The Effect of Load, Diameter Ratio, and Friction Coefficient on Residual Stress in a Hemispherical Contact for Application in Biomedical Industry

In contact mechanics analysis, load, deformation, friction, and residual stress are important variables that need to be considered to understand the behavior of materials under contact for application in biomedical industry. This study investigated the effect of load, diameter ratio, and friction coefficient on the contact behavior between two hemispheres of equal hardness. The finite element method (FEM) used in this study incorporated variations in load (2500 N, 5000 N, and 8000 N) and friction coefficient (0, 0.05, 0.1, 0.4, 0.8) to detect the impact of these factors on residual stress and deformation springback in the diameter ratio ranging from 1 to 5. The upper hemisphere had a constant diameter, while the diameter of the bottom hemisphere was varied according to the chosen diameter ratio. The results showed that an increase in the diameter ratio caused a decrease in the deformation ratio, indicating that smaller hemispheres experienced an increase in deformation.
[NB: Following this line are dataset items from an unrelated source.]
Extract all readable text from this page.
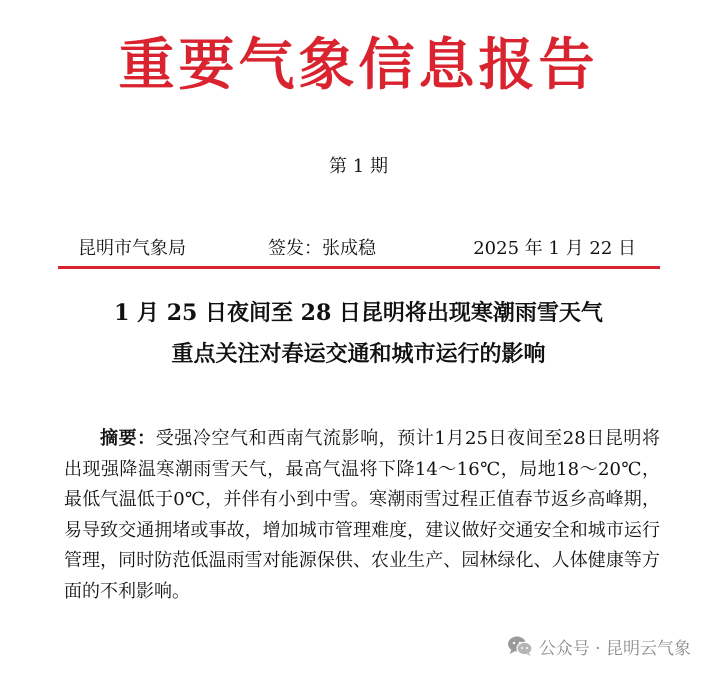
重要气象信息报告
第 1 期
昆明市气象局	签发：张成稳	2025 年 1 月 22 日
1 月 25 日夜间至 28 日昆明将出现寒潮雨雪天气
重点关注对春运交通和城市运行的影响

摘要：受强冷空气和西南气流影响，预计1月25日夜间至28日昆明将出现强降温寒潮雨雪天气，最高气温将下降14～16℃，局地18～20℃，最低气温低于0℃，并伴有小到中雪。寒潮雨雪过程正值春节返乡高峰期，易导致交通拥堵或事故，增加城市管理难度，建议做好交通安全和城市运行管理，同时防范低温雨雪对能源保供、农业生产、园林绿化、人体健康等方面的不利影响。

公众号 · 昆明云气象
The study also found that the model showing springback will decrease with increasing load and diameter ratio. The load and diameter ratio affected the springback and residual stress of the hemispheres. Large loads led to reduced springback and high residual stress. Higher diameter ratios resulted in lower springback and wider residual stress distribution in the bottom hemisphere and reduced residual stress distribution in the upper hemisphere. The friction coefficient also affected the residual stress distribution. Therefore, appropriate load, diameter ratio, and friction coefficient selection are crucial factors for producing high-quality products in biomedical industry.